Fly-tipping has long been a blight on Havering, and the year before the council spent around £150,000 on clearing dumped debris.

Last month, the borough’s highways committee agreed to close one Upminster road that had become a hotbed of fly-tipping to vehicle traffic, but a second scheme was deferred when councillors raised fears that closing roads could become “draconian”.

And back in January, a council spokesman estimated the authority could even spend as much as £1million on cleaning fly-tips by the end of the calendar year, amid claims the borough was “essentially victim of organised crime”.

Cllr Osman Dervish, cabinet member for environment, confirmed that the fly-tipping does cost the local authority around £1m annually.

He said: “Havering Council urges all residents to support us in the fight against fly-tipping.

“Fly-tips in the borough range from single black sacks of household or commercial waste, mattresses, tyres and furniture, to organised dumps of mountains of demolition waste and rubble.

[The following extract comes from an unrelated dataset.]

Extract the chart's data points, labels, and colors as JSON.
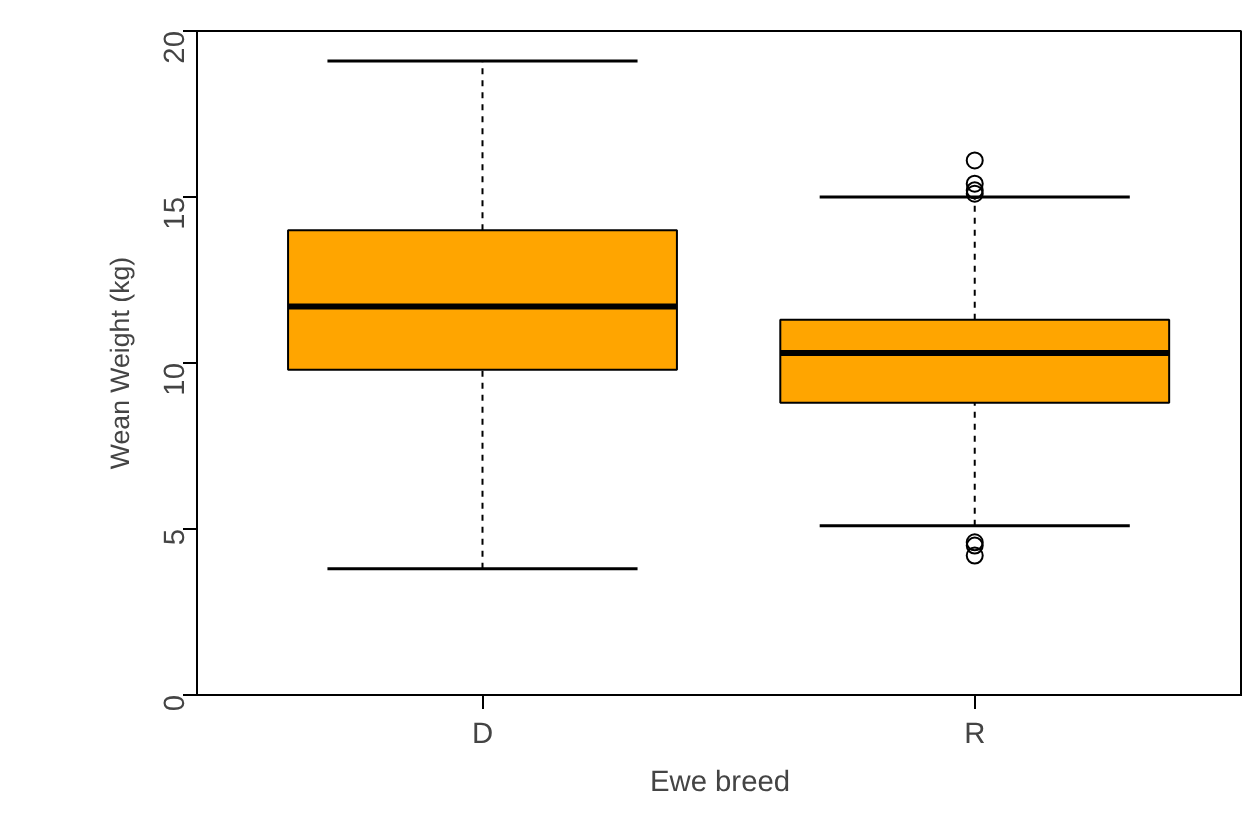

“The council continues to work with the police and other partners to tackle the problem with joint operations. We have also recently taken more drastic steps with proposals to close roads around fly-tipping hotspots in the borough.

“Our crackdown on fly-tippers means anyone caught dumping rubbish illegally could face a penalty notice, court summons or even prison.

“We remind everyone to continue to report any fly-tipping they see or know of and to dispose of their waste legally and responsibly.”